The constitutional showdown that followed the FBI's search of a congressman's office came down to this: The House threatened budgetary retaliation against the Justice Department. Justice officials raised the prospect of
resigning. That scenario, as described Saturday by a senior administration official, set the stage for President Bush's intervention into the fight over the FBI's search of the office of Rep. William Jefferson, D-La., an eight-term lawmaker being investigated on bribery allegations.

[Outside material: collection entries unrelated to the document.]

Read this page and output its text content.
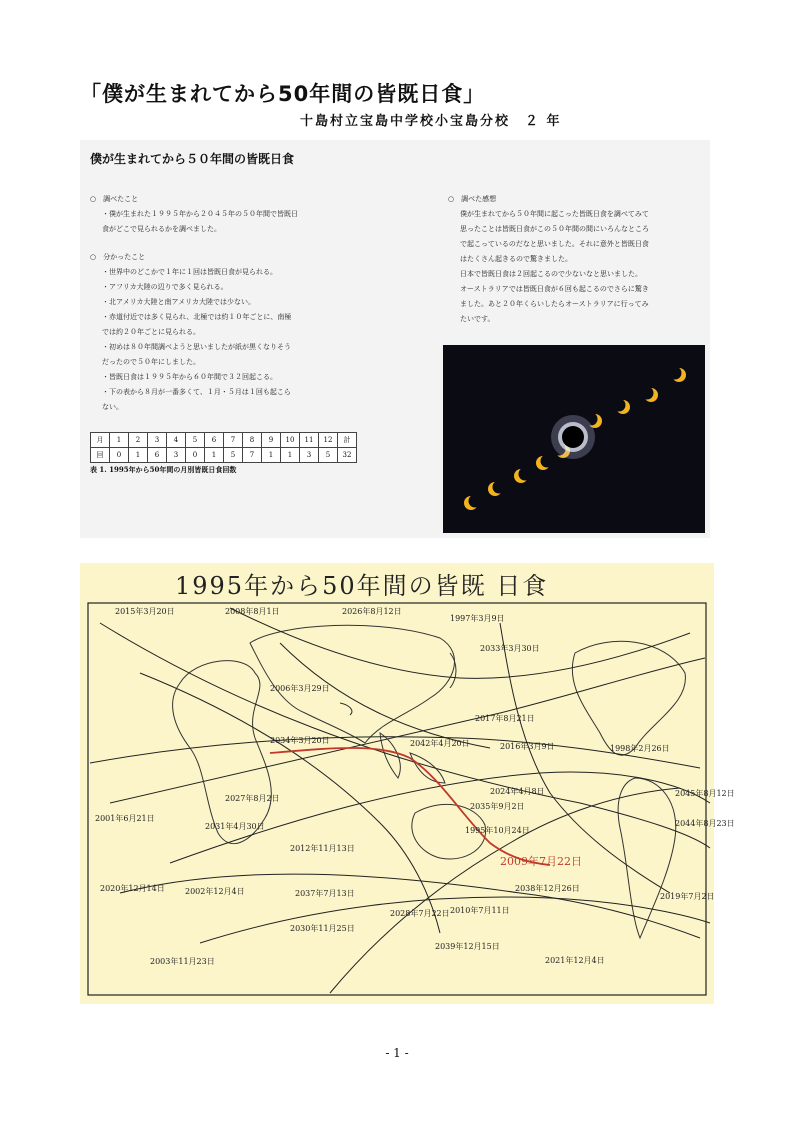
「僕が生まれてから50年間の皆既日食」
十島村立宝島中学校小宝島分校　２ 年
僕が生まれてから５０年間の皆既日食
○　調べたこと
・僕が生まれた１９９５年から２０４５年の５０年間で皆既日
食がどこで見られるかを調べました。
○　分かったこと
・世界中のどこかで１年に１回は皆既日食が見られる。
・アフリカ大陸の辺りで多く見られる。
・北アメリカ大陸と南アメリカ大陸では少ない。
・赤道付近では多く見られ、北極では約１０年ごとに、南極
では約２０年ごとに見られる。
・初めは８０年間調べようと思いましたが紙が黒くなりそう
だったので５０年にしました。
・皆既日食は１９９５年から６０年間で３２回起こる。
・下の表から８月が一番多くて、１月・５月は１回も起こら
ない。
○　調べた感想
僕が生まれてから５０年間に起こった皆既日食を調べてみて
思ったことは皆既日食がこの５０年間の間にいろんなところ
で起こっているのだなと思いました。それに意外と皆既日食
はたくさん起きるので驚きました。
日本で皆既日食は２回起こるので少ないなと思いました。
オーストラリアでは皆既日食が６回も起こるのでさらに驚き
ました。あと２０年くらいしたらオーストラリアに行ってみ
たいです。
月	1	2	3	4	5	6	7	8	9	10	11	12	計
回	0	1	6	3	0	1	5	7	1	1	3	5	32
表 1. 1995年から50年間の月別皆既日食回数
1995年から50年間の皆既 日食
2015年3月20日	2008年8月1日	2026年8月12日
1997年3月9日
2033年3月30日
2006年3月29日
2017年8月21日
2042年4月20日	2016年3月9日
2034年3月20日
1998年2月26日
2024年4月8日
2035年9月2日
1995年10月24日
2009年7月22日
2038年12月26日
2027年8月2日
2001年6月21日
2031年4月30日
2012年11月13日
2020年12月14日	2002年12月4日	2037年7月13日
2028年7月22日 2010年7月11日
2030年11月25日
2019年7月2日
2039年12月15日
2003年11月23日	2021年12月4日
2045年8月12日
2044年8月23日
- 1 -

Attorney General Alberto Gonzales and his deputy, Paul McNulty, were said to be ready to quit if the Justice Department was asked to return the Jefferson documents, the senior administration official said on condition of anonymity. The resignation of FBI Director Robert Mueller also was implied, the official said. During contentious conversations between the Department of Justice and the House, top law enforcement officials indicated that they'd rather quit than return documents FBI agents, armed with a warrant, seized in an overnight search of Jefferson's office, the administration official said. Until last Saturday night, no such warrant had ever been used to search a lawmaker's office in the 219-year history of Congress.
FBI agents carted away records in their pursuit of evidence that Jefferson accepted hundreds of thousands of dollars in exchange for helping set up business deals in Africa. After the raid, House Speaker Dennis Hastert, lodged a protest directly with Bush, demanding that the FBI return the materials. Bush struck a compromise Thursday, ordering that the documents be sealed for 45 days until congressional leaders and the Justice Department agree on what to do with them. "But none of these guys ever said to the White House that they were going to take that action," the official said, playing down any implication that the threatened resignations were the reason the president decided to seal the documents.

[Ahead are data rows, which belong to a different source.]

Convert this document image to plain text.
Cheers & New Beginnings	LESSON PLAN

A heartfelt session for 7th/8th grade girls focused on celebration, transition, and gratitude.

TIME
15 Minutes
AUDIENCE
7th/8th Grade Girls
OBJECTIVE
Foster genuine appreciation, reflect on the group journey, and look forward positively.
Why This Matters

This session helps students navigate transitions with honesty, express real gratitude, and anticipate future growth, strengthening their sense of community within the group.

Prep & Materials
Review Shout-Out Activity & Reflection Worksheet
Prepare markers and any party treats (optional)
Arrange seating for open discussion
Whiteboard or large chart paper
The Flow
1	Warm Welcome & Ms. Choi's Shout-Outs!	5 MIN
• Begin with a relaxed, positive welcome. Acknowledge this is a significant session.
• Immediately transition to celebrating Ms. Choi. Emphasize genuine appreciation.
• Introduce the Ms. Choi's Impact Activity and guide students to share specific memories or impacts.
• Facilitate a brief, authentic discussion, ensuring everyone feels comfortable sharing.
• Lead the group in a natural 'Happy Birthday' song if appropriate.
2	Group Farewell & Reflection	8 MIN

"You didn't have them (the law enforcement officials) marching up and threatening insubordination," said the official, who is familiar with discussions between the House and Justice Department. "It was more like `Well, if that happens, then this will happen.'" The House was threatening to go after the Justice Department's budget, and with both sides taking entrenched positions, the president stepped in as a mediator, the official said. "In one of the conversations, both sides sort of backed off, even," the official said, adding that with a cooling-off period both sides have an interest in resolving the dispute.